When Spotify first launched on Android, there was no way to stream music with a paid subscription, but the app later became free-to-stream (like its PC and Mac counterpart). Did Spotify see a decline in paid subscriptions on mobile following this? “Interestingly, we're able to maintain the same conversion rates for the premium service,” Mr Zilch said.
While the Android ecosystem certainly appears to have provided huge growth for Spotify (more people now use the service on mobile than they do on PC or Mac), we were interested to learn what else was in store for the platform.

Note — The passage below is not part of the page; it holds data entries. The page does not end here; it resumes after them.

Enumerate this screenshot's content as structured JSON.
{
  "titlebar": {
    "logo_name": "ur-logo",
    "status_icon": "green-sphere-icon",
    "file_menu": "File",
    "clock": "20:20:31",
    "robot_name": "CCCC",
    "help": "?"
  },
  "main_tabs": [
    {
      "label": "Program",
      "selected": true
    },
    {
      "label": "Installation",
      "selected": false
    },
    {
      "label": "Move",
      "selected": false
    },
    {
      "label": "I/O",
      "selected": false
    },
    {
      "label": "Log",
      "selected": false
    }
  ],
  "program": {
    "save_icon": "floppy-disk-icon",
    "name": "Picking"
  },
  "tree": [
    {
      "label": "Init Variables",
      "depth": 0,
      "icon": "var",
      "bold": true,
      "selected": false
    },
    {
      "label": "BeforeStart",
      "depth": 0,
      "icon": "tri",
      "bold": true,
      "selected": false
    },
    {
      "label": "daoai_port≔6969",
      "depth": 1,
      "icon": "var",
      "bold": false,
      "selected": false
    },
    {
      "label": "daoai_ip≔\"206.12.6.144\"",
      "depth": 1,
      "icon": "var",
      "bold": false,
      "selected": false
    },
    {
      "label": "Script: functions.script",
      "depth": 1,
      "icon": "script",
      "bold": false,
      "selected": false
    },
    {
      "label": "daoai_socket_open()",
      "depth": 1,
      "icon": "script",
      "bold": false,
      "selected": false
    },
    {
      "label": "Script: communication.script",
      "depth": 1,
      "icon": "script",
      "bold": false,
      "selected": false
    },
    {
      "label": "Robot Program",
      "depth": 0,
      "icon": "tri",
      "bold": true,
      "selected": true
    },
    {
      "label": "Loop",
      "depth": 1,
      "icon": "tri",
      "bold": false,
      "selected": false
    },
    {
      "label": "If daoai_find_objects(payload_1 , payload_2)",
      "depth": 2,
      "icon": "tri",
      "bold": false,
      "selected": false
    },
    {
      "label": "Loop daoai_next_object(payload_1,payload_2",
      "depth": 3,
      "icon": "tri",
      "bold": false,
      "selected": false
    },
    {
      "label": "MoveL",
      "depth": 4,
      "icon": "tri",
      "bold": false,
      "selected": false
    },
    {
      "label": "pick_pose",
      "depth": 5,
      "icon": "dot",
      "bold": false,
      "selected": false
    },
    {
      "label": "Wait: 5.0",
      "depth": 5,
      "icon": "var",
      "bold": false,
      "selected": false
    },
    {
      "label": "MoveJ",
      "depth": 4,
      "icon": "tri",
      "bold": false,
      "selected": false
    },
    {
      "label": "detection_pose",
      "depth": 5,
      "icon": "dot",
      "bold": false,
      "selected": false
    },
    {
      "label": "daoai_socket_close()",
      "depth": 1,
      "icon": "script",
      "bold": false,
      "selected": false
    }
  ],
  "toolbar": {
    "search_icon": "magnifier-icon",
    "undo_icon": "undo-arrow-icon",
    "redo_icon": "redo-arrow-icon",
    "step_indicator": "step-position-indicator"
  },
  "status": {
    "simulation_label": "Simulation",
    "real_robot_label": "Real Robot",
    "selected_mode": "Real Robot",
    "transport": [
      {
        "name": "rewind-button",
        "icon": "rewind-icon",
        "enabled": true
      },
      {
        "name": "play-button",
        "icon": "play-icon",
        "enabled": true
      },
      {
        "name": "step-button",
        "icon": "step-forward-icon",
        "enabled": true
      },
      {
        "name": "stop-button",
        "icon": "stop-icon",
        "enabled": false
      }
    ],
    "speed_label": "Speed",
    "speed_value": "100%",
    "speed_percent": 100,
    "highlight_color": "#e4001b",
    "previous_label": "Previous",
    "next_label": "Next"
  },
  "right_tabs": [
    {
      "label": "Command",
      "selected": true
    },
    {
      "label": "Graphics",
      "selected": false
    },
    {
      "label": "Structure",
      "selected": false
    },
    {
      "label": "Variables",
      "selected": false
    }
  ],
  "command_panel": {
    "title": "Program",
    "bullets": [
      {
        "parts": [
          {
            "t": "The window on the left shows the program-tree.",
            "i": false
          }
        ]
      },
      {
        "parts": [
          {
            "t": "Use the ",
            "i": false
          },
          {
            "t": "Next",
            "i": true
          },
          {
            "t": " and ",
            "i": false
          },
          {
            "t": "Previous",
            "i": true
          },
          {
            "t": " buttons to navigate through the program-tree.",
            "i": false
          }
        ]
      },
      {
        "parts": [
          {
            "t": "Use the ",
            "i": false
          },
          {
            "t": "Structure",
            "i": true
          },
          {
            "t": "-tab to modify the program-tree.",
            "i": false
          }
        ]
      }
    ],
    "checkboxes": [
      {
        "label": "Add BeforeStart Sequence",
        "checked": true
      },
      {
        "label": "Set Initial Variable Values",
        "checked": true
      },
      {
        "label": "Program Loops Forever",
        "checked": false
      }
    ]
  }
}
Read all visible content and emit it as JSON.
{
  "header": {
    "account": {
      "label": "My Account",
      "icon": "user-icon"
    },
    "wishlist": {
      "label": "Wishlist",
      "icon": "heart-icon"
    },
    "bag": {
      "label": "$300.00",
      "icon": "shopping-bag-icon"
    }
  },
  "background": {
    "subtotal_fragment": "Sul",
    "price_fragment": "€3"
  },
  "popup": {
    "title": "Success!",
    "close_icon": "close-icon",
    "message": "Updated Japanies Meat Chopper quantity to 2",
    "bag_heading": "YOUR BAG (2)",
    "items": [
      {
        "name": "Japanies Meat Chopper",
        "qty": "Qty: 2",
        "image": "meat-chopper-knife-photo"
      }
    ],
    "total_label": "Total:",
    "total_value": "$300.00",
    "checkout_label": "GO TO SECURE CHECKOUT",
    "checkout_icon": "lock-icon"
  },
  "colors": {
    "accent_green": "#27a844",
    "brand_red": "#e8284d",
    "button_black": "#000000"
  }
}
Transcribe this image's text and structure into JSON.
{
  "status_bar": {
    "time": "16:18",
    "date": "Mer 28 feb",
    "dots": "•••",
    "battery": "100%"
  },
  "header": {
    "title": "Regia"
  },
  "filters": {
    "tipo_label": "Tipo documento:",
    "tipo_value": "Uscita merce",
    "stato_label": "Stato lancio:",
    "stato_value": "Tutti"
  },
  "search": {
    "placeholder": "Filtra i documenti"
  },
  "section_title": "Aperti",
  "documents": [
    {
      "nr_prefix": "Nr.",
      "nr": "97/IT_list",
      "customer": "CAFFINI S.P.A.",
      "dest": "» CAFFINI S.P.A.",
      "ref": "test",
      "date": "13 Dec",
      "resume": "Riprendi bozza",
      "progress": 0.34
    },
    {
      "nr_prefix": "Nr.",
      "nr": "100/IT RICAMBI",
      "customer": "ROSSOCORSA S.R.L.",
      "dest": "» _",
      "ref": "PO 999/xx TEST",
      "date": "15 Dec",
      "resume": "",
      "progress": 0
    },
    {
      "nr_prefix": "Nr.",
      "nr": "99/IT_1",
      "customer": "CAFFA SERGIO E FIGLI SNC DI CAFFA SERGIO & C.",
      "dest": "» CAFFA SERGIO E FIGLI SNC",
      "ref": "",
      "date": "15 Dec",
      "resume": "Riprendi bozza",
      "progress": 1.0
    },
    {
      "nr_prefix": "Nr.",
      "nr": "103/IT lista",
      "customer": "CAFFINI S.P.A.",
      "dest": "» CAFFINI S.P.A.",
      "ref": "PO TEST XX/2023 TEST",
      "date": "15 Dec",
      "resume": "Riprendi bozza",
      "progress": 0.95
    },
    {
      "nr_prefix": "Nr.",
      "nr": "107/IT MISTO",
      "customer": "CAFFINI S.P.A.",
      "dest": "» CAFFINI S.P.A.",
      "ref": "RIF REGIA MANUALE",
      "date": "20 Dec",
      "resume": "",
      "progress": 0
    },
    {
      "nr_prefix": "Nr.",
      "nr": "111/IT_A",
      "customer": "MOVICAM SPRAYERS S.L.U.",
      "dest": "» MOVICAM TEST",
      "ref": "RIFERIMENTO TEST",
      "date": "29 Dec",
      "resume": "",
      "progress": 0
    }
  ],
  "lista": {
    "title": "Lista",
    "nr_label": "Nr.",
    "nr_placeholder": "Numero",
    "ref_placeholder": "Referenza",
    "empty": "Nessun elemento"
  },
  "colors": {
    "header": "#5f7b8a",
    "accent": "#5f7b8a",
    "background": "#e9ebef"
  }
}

Spotify, Android Wear, and Android Auto
When asked about what smartwatches and wearables were going to add to the service, Mr Zilch told AndroidPIT that, “Spotify has the perfect wearable already – it's called headphones,” suggesting that smartwatch technology may not necessarily improve the overall listening experience. Mr Zilch did add, however, that the Spotify app for Android Wear was in the beta stage of development, and that it was “experimenting” with possibilities on the platform.
Spotify may find more use on Android Auto. According to Mr Zilch, cars are where people listen to Spotify most, only second to their homes, and is an area where Spotify is already working on integrating its services.
Currently there is no unifying system which can incorporate Spotify into vehicles: if car manufacturers want Spotify integration, a new interface must be created. Android Auto is set to change this, providing one OS for all cars which Spotify could work within.
“Android Auto...will help us to scale the reach in cars, because it will take some of the work away, that we have now, with optimizing the service for every single car brand and for their systems – that's why Android Auto is really, really important for us.”
Playlists and piracy
Beyond the app, wearables and Android Auto, Mr Zilch offered a few other thoughts on the future of Spotify, and revealed some interesting insights on Spotify's ability to track user-habits.
Mr Zilch informed us that Spotify knows when users are drinking, or in the office, or running etc, based on their choice of playlist (though he conceded it couldn't be 100 percent accurate) and expects this not only to play a part in the future of the Android app (particularly for location/content based advertising) but indeed the music industry at large.
“I think we underestimate the power of playlists,” Mr Zilch said, “the activity of these mood-based playlists are exceeding genre-based playlists by far.” Are contextual playlists likely to affect how artists make music in future? “It already has,” Mr Zilch said. “We already see private users having playlists that [have] influence in the charts...they can break artists.”
I closed our interview by asking Mr Zilch what makes Spotify so attractive, and why people are willing to pay for a subscription to the service, when free access to the same content is likely just a few clicks away.
“Piracy is the best product in the world, because you get everything, and you get it for free,” he said. “To be better than that you would have to have everything...and you would have to be free as well. And on top of that you need to have a better user-experience than those shady download sites, and that's, I think, what we have accomplished.”